Felicia lifted the shuttle a couple of feet and floated it aside and into the bay awaiting it. At this the pad began to rise toward its usual place on the surface of the Moon.

A waiting accordion tunnel rolled to nest against the side of the shuttle. When its seal with the shuttle was firm Felicia triggered the shuttle’s airlock door to open into the tunnel. The tunnel was pressurized so now people could exit into Luna City without cycling through the airlock.

Felicia set the shuttle’s power to Rest mode and got up from her seat to open the door into the passenger section. She walked through the section, opened the door to the airlock then the door into the cargo section. There she removed the suitcase that Joseph had stowed for her and a second suitcase that she had stowed the night before.

Setting them on the floor of the air lock she closed the door to the cargo section, opened the door to the accordion tunnel, and pulled them through the airlock and into the tunnel and from there into Luna City proper.

Just inside the city she placed a hand on a plate just inside and said, “Luna City, this is Major Felicia Romero. Please authenticate my identity.”

A few seconds passed then the city’s AI replied, “Major Romero, you have been identified by your voice and handprint. Welcome to Luna City.”

“Thank you, Luna City. I now take command of Luna City. Please send transport robots into the shuttle to unload all the items in the cargo area. Each has labels on them identifying their destination.”

“Complying.”

With that exchange Felicia became the Mayor of the city. She could now begin the job she had been sent down to the city to do.

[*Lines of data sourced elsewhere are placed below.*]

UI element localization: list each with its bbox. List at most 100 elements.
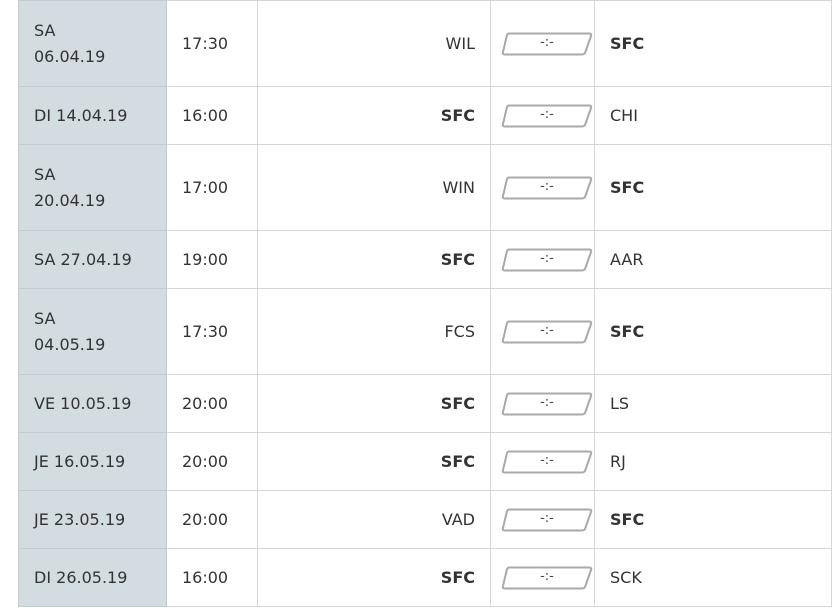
match-day: SA <box>34 308 56 328</box>
score-cell: -:- <box>490 86 595 145</box>
away-team: SFC <box>594 0 832 87</box>
away-team: SFC <box>594 288 832 375</box>
score-badge[interactable]: -:- <box>501 320 593 344</box>
away-team: LS <box>594 374 832 433</box>
fixture-row: SA 20.04.19 17:00 WIN -:- SFC <box>18 144 832 231</box>
match-date: SA 20.04.19 <box>18 144 167 231</box>
score-cell: -:- <box>490 0 595 87</box>
score-badge-shape <box>501 320 593 343</box>
score-badge[interactable]: -:- <box>501 508 593 532</box>
score-value: -:- <box>540 250 554 266</box>
home-team: SFC <box>257 230 491 289</box>
score-cell: -:- <box>490 432 595 491</box>
score-badge[interactable]: -:- <box>501 176 593 200</box>
match-time: 20:00 <box>166 374 258 433</box>
match-date: JE 23.05.19 <box>18 490 167 549</box>
match-time: 17:30 <box>166 288 258 375</box>
match-date-value: 26.05.19 <box>56 567 128 587</box>
match-day: VE <box>34 393 56 413</box>
match-date: JE 16.05.19 <box>18 432 167 491</box>
match-time: 19:00 <box>166 230 258 289</box>
match-date: DI 26.05.19 <box>18 548 167 607</box>
score-value: -:- <box>540 178 554 194</box>
fixture-row: JE 23.05.19 20:00 VAD -:- SFC <box>18 490 832 549</box>
match-date-value: 23.05.19 <box>53 509 126 529</box>
away-team: SFC <box>594 144 832 231</box>
score-cell: -:- <box>490 144 595 231</box>
home-team: FCS <box>257 288 491 375</box>
match-day: SA <box>34 20 56 40</box>
score-badge-shape <box>501 32 593 55</box>
away-team: RJ <box>594 432 832 491</box>
match-day: DI <box>34 105 52 125</box>
match-time: 20:00 <box>166 490 258 549</box>
score-cell: -:- <box>490 230 595 289</box>
match-date-value: 06.04.19 <box>34 46 106 66</box>
score-badge-shape <box>501 176 593 199</box>
match-time: 20:00 <box>166 432 258 491</box>
score-badge[interactable]: -:- <box>501 392 593 416</box>
away-team: SCK <box>594 548 832 607</box>
score-value: -:- <box>540 452 554 468</box>
match-time: 16:00 <box>166 86 258 145</box>
score-cell: -:- <box>490 374 595 433</box>
fixture-row: VE 10.05.19 20:00 SFC -:- LS <box>18 374 832 433</box>
score-badge[interactable]: -:- <box>501 104 593 128</box>
score-badge[interactable]: -:- <box>501 248 593 272</box>
match-date: SA 06.04.19 <box>18 0 167 87</box>
match-time: 17:30 <box>166 0 258 87</box>
home-team: VAD <box>257 490 491 549</box>
score-badge-shape <box>501 566 593 589</box>
score-value: -:- <box>540 106 554 122</box>
match-date-value: 14.04.19 <box>56 105 128 125</box>
score-badge-shape <box>501 392 593 415</box>
score-value: -:- <box>540 322 554 338</box>
match-day: SA <box>34 164 56 184</box>
match-time: 17:00 <box>166 144 258 231</box>
fixture-row: JE 16.05.19 20:00 SFC -:- RJ <box>18 432 832 491</box>
match-day: SA <box>34 249 56 269</box>
home-team: WIL <box>257 0 491 87</box>
score-cell: -:- <box>490 490 595 549</box>
score-badge[interactable]: -:- <box>501 566 593 590</box>
match-time: 16:00 <box>166 548 258 607</box>
score-cell: -:- <box>490 288 595 375</box>
match-day: DI <box>34 567 52 587</box>
score-value: -:- <box>540 394 554 410</box>
match-date-value: 10.05.19 <box>60 393 132 413</box>
score-value: -:- <box>540 510 554 526</box>
score-badge-shape <box>501 104 593 127</box>
fixtures-table: SA 06.04.19 17:30 WIL -:- SFC DI 14.04.19 16:00… <box>18 0 832 607</box>
score-badge-shape <box>501 508 593 531</box>
match-date: SA 27.04.19 <box>18 230 167 289</box>
match-date: VE 10.05.19 <box>18 374 167 433</box>
match-date: DI 14.04.19 <box>18 86 167 145</box>
home-team: WIN <box>257 144 491 231</box>
home-team: SFC <box>257 548 491 607</box>
score-badge[interactable]: -:- <box>501 450 593 474</box>
score-cell: -:- <box>490 548 595 607</box>
home-team: SFC <box>257 432 491 491</box>
away-team: AAR <box>594 230 832 289</box>
match-day: JE <box>34 509 49 529</box>
fixture-row: SA 27.04.19 19:00 SFC -:- AAR <box>18 230 832 289</box>
match-day: JE <box>34 451 49 471</box>
fixture-row: DI 14.04.19 16:00 SFC -:- CHI <box>18 86 832 145</box>
away-team: CHI <box>594 86 832 145</box>
match-date: SA 04.05.19 <box>18 288 167 375</box>
score-badge-shape <box>501 248 593 271</box>
match-date-value: 20.04.19 <box>34 190 106 210</box>
score-badge[interactable]: -:- <box>501 32 593 56</box>
home-team: SFC <box>257 374 491 433</box>
match-date-value: 04.05.19 <box>34 334 106 354</box>
match-date-value: 16.05.19 <box>53 451 126 471</box>
fixture-row: DI 26.05.19 16:00 SFC -:- SCK <box>18 548 832 607</box>
home-team: SFC <box>257 86 491 145</box>
score-value: -:- <box>540 568 554 584</box>
score-badge-shape <box>501 450 593 473</box>
score-value: -:- <box>540 34 554 50</box>
away-team: SFC <box>594 490 832 549</box>
fixture-row: SA 04.05.19 17:30 FCS -:- SFC <box>18 288 832 375</box>
fixture-row: SA 06.04.19 17:30 WIL -:- SFC <box>18 0 832 87</box>
match-date-value: 27.04.19 <box>60 249 132 269</box>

She took a deep breath and said to herself, “Now, take your time, Felicia. Be here now. Appreciate the Now.”

It was not the first time she’d given herself such a command. As far back as she could remember she’d been a driven person. In lower school, high school, the Air Force Academy, the drive had been unfocused: just get to the end, graduate, usually with the highest honors.

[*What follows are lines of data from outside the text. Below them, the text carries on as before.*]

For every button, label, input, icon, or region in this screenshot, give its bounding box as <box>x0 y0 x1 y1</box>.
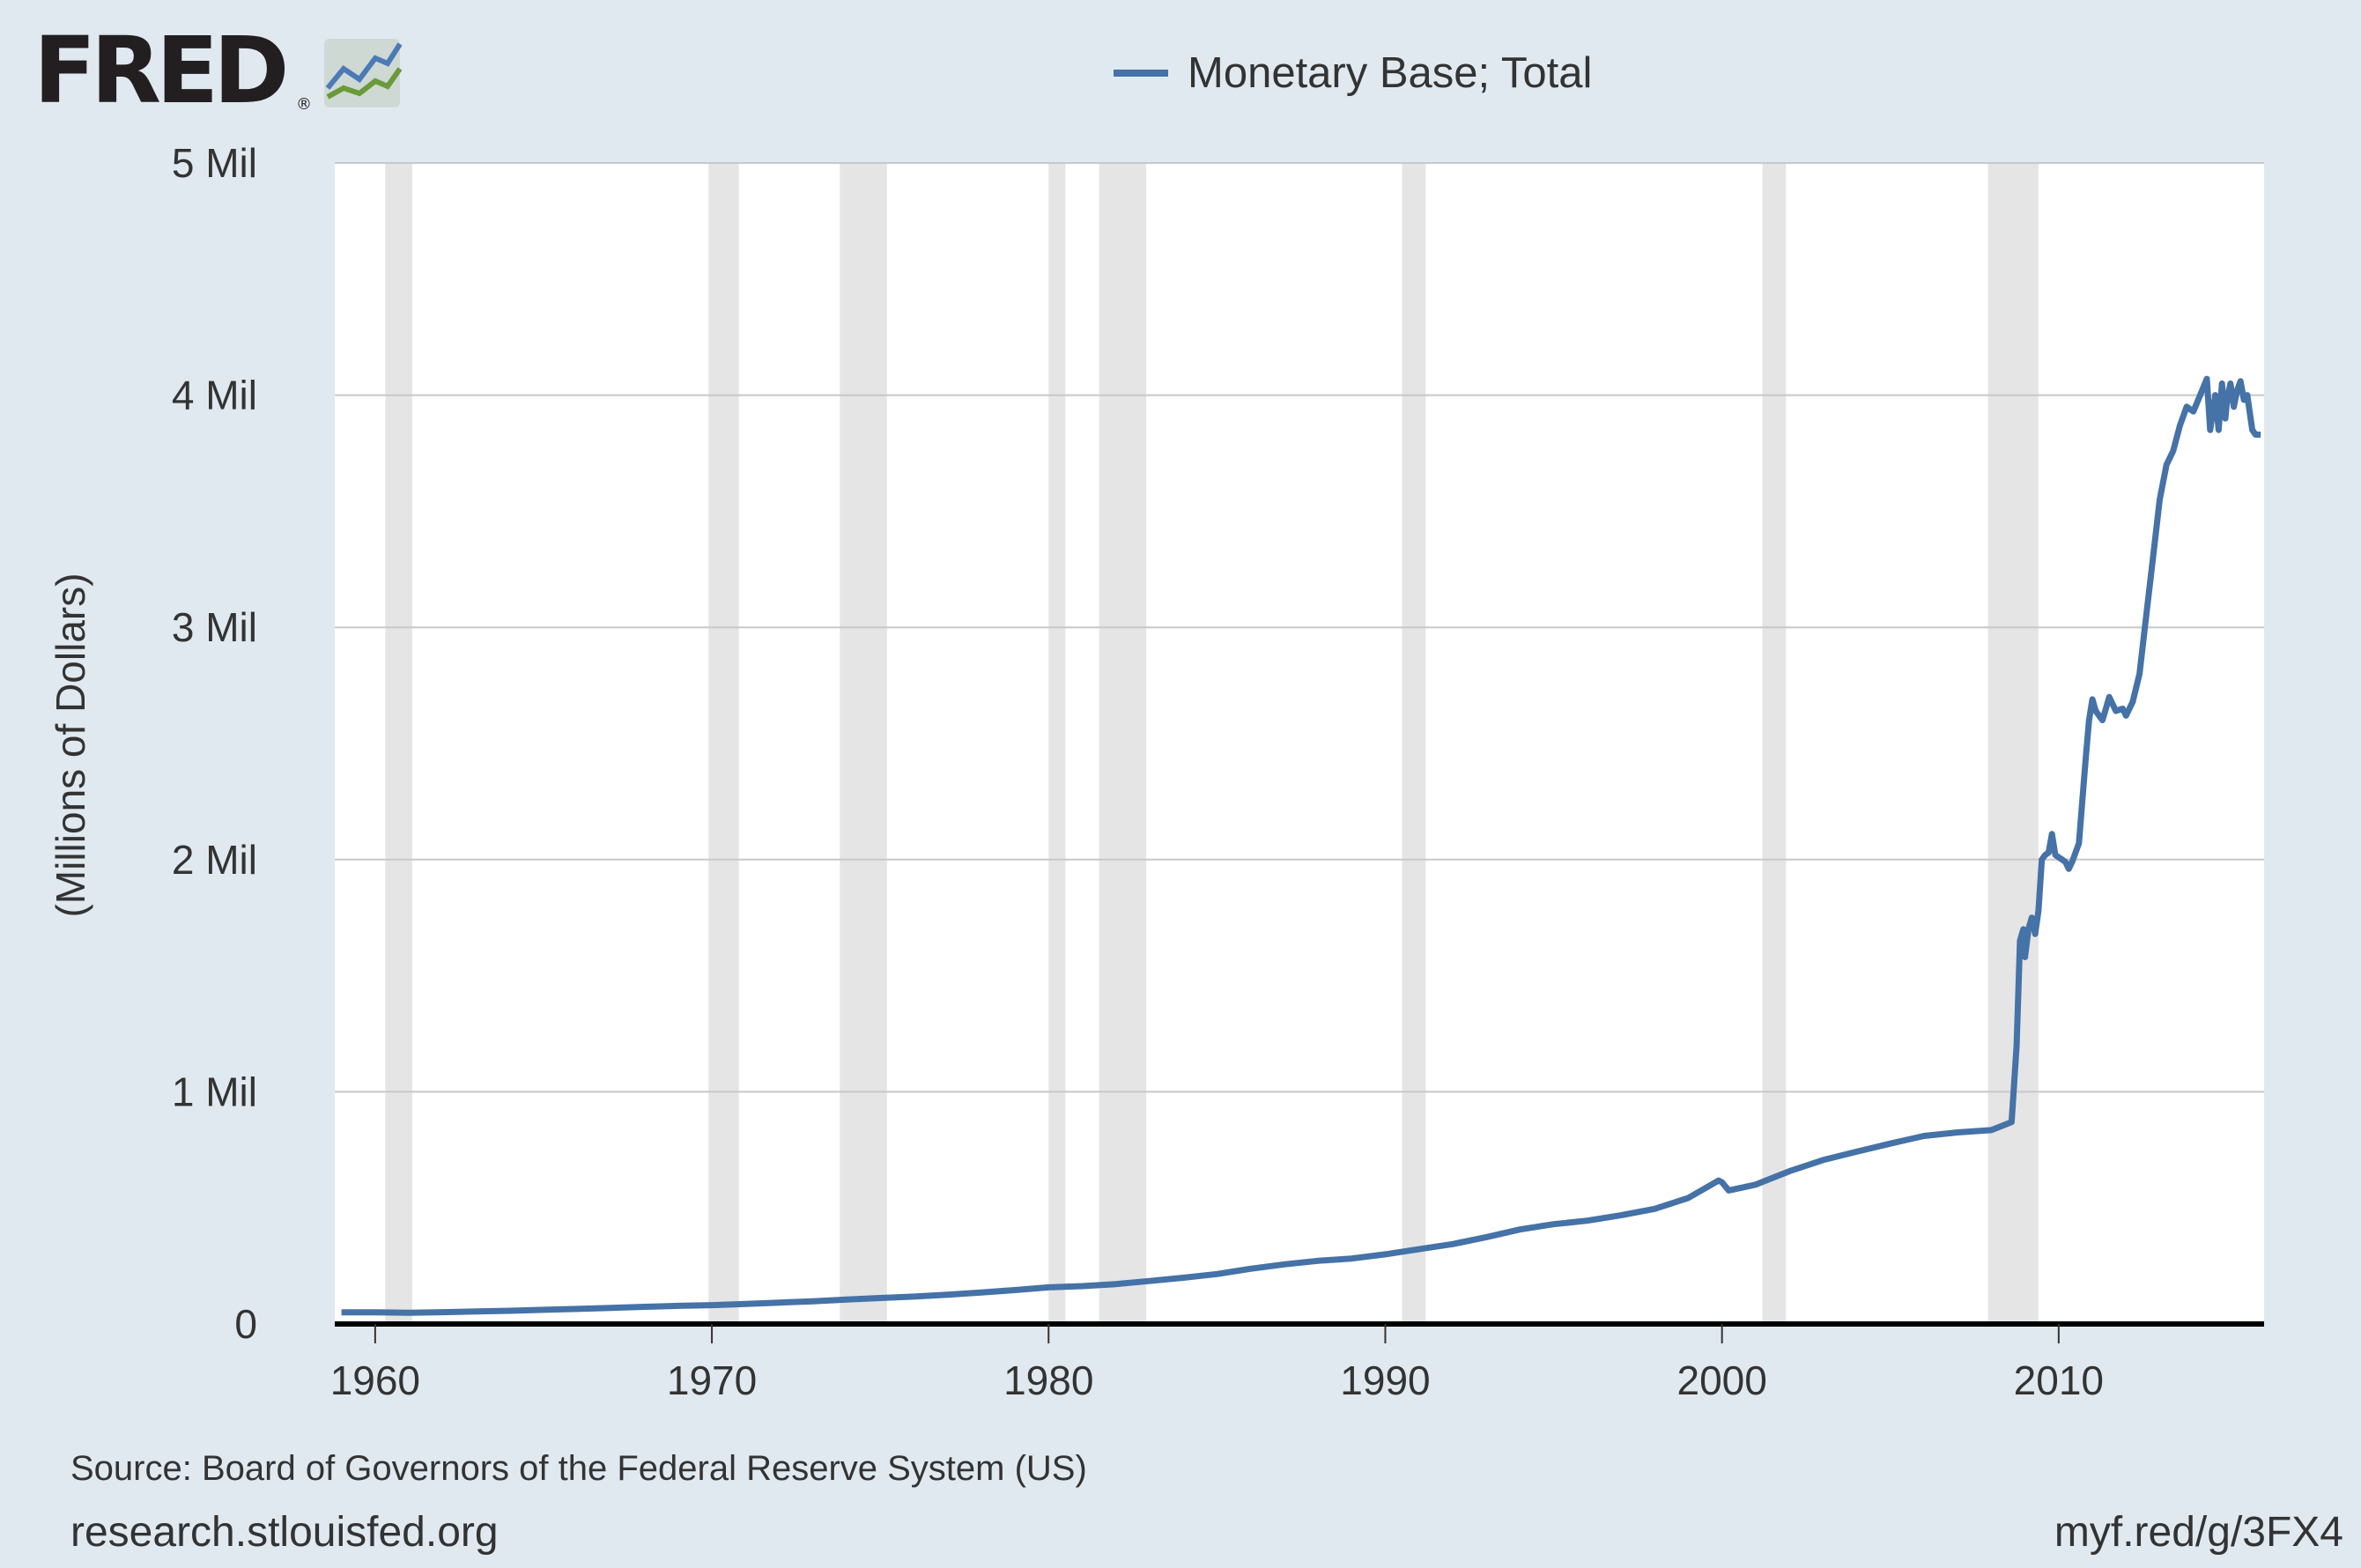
legend[interactable]: Monetary Base; Total <box>1114 49 1592 97</box>
recession-bands <box>385 163 2039 1324</box>
source-note: Source: Board of Governors of the Federa… <box>70 1449 1087 1488</box>
recession-band <box>1099 163 1147 1324</box>
legend-label: Monetary Base; Total <box>1188 49 1592 97</box>
recession-band <box>385 163 412 1324</box>
recession-band <box>1402 163 1426 1324</box>
site-link[interactable]: research.stlouisfed.org <box>70 1509 499 1556</box>
fred-chart-icon <box>324 39 403 107</box>
recession-band <box>708 163 739 1324</box>
fred-logo[interactable]: FRED ® <box>33 17 412 124</box>
x-tick-label: 2010 <box>2014 1357 2104 1403</box>
y-axis-ticks: 0 1 Mil 2 Mil 3 Mil 4 Mil 5 Mil <box>172 140 257 1347</box>
recession-band <box>840 163 887 1324</box>
x-tick-label: 1990 <box>1340 1357 1430 1403</box>
series-layer <box>341 375 2262 1316</box>
x-tick-label: 2000 <box>1676 1357 1766 1403</box>
y-tick-label: 2 Mil <box>172 837 257 883</box>
trademark-symbol: ® <box>296 95 312 114</box>
x-axis-ticks: 1960 1970 1980 1990 2000 2010 <box>330 1324 2104 1403</box>
y-axis-title: (Millions of Dollars) <box>48 573 93 917</box>
recession-band <box>1987 163 2039 1324</box>
plot-area <box>335 163 2264 1324</box>
recession-band <box>1048 163 1066 1324</box>
y-tick-label: 1 Mil <box>172 1069 257 1114</box>
series-line-monetary-base <box>341 375 2262 1316</box>
y-tick-label: 5 Mil <box>172 140 257 186</box>
recession-band <box>1762 163 1787 1324</box>
y-tick-label: 3 Mil <box>172 604 257 650</box>
fred-logo-text: FRED <box>33 26 285 115</box>
x-tick-label: 1980 <box>1003 1357 1093 1403</box>
y-tick-label: 4 Mil <box>172 373 257 418</box>
x-tick-label: 1960 <box>330 1357 420 1403</box>
x-tick-label: 1970 <box>667 1357 757 1403</box>
gridlines <box>335 162 2264 1093</box>
short-url-link[interactable]: myf.red/g/3FX4 <box>2054 1509 2343 1556</box>
y-tick-label: 0 <box>234 1301 257 1347</box>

Then the focus had sharpened: to be a pilot, work in the Air Force’s Air Mobility Command, fly everywhere in the world. Always she’d been driven to master yet another aircraft, small, large, special-purpose, whatever. After each milestone she’d given herself permission to ease up, to just enjoy herself.

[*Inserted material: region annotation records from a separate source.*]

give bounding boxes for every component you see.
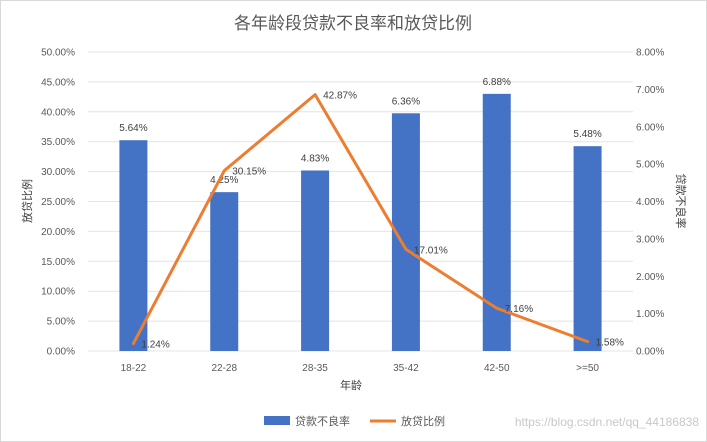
x-tick-label: 35-42 — [393, 363, 419, 374]
legend-label-bar: 贷款不良率 — [295, 414, 350, 428]
legend-swatch-bar — [264, 416, 290, 425]
y-right-tick-label: 6.00% — [636, 122, 664, 133]
bar — [573, 146, 602, 351]
y-left-tick-label: 15.00% — [41, 257, 75, 268]
x-axis-label: 年龄 — [340, 378, 362, 392]
legend: 贷款不良率 放贷比例 — [264, 414, 445, 428]
bar-data-label: 4.25% — [210, 175, 238, 186]
x-tick-label: 22-28 — [211, 363, 237, 374]
y-axis-left-label: 放贷比例 — [20, 179, 34, 223]
y-left-tick-label: 20.00% — [41, 227, 75, 238]
y-right-tick-label: 1.00% — [636, 309, 664, 320]
y-right-tick-label: 0.00% — [636, 347, 664, 358]
y-left-tick-label: 0.00% — [47, 347, 75, 358]
line-data-label: 1.58% — [596, 338, 624, 349]
x-tick-label: 28-35 — [302, 363, 328, 374]
y-left-tick-label: 40.00% — [41, 107, 75, 118]
right-axis-ticks: 0.00% 1.00% 2.00% 3.00% 4.00% 5.00% 6.00% 7.00%… — [636, 48, 664, 358]
y-right-tick-label: 5.00% — [636, 160, 664, 171]
y-left-tick-label: 35.00% — [41, 137, 75, 148]
line-data-label: 42.87% — [323, 91, 357, 102]
y-left-tick-label: 45.00% — [41, 77, 75, 88]
y-left-tick-label: 25.00% — [41, 197, 75, 208]
bar-series: 5.64% 4.25% 4.83% 6.36% 6.88% 5.48% — [119, 77, 602, 352]
y-right-tick-label: 2.00% — [636, 272, 664, 283]
line-data-label: 7.16% — [505, 304, 533, 315]
bar-data-label: 6.36% — [392, 96, 420, 107]
x-axis-ticks: 18-22 22-28 28-35 35-42 42-50 >=50 — [121, 363, 600, 374]
line-series: 1.24% 30.15% 42.87% 17.01% 7.16% 1.58% — [131, 91, 624, 351]
gridlines — [88, 51, 633, 352]
bar-data-label: 5.64% — [119, 123, 147, 134]
y-left-tick-label: 30.00% — [41, 167, 75, 178]
y-left-tick-label: 5.00% — [47, 317, 75, 328]
watermark-text: https://blog.csdn.net/qq_44186838 — [515, 415, 699, 429]
legend-label-line: 放贷比例 — [401, 414, 445, 428]
bar — [301, 170, 330, 351]
y-right-tick-label: 8.00% — [636, 48, 664, 59]
y-right-tick-label: 7.00% — [636, 85, 664, 96]
left-axis-ticks: 0.00% 5.00% 10.00% 15.00% 20.00% 25.00% 30.00%… — [41, 48, 75, 358]
bar-data-label: 5.48% — [573, 129, 601, 140]
line-data-label: 1.24% — [141, 340, 169, 351]
bar-data-label: 4.83% — [301, 153, 329, 164]
chart-title: 各年龄段贷款不良率和放贷比例 — [234, 14, 472, 34]
bar — [119, 140, 148, 351]
line-data-label: 17.01% — [414, 245, 448, 256]
y-left-tick-label: 50.00% — [41, 48, 75, 59]
x-tick-label: 18-22 — [121, 363, 147, 374]
bar — [210, 192, 239, 351]
line-series-path — [131, 93, 590, 346]
y-right-tick-label: 4.00% — [636, 197, 664, 208]
bar-data-label: 6.88% — [483, 77, 511, 88]
x-tick-label: 42-50 — [484, 363, 510, 374]
y-right-tick-label: 3.00% — [636, 234, 664, 245]
x-tick-label: >=50 — [576, 363, 599, 374]
line-data-label: 30.15% — [232, 167, 266, 178]
y-axis-right-label: 贷款不良率 — [674, 174, 688, 229]
y-left-tick-label: 10.00% — [41, 287, 75, 298]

At the same time she’d been working for a Masters in architectural engineering, then for a Specialization in space structural engineering. This had led naturally to becoming an astronaut pilot and transference to the Space Force.

When the national push to put people in space ebbed the mandate to build a Moon base morphed into building a Moon city but with robots rather than humans. Much safer and cheaper, especially when the timeline was stretched to make more strategic use of the increasingly limited money the government was willing to spend.

Finally the Moon city project was taken over by a multibillion-dollar conglomerate of some of Earth’s biggest hotel chains. Under it the City was completed.

Now Felicia had a two-part job. Live in the city, enjoy all its amenities, and make notes of improvements to be made. Manage the city, exercise all management functions, and make notes of improvements to be made there.

“And most importantly,” she told herself yet again, “to SLOW DOWN and enjoy yourself.”

Felicia saluted, replied, “Yes, MA’AM!”

Deliberately, taking her time, Felicia began to walk. Looking around, she switched on her HelpMate to record her thoughts. She’d named the Mate after a childhood friend, Constance Khan.

“Connie. This corridor could use some artwork. These walls are BO-O-Oring.”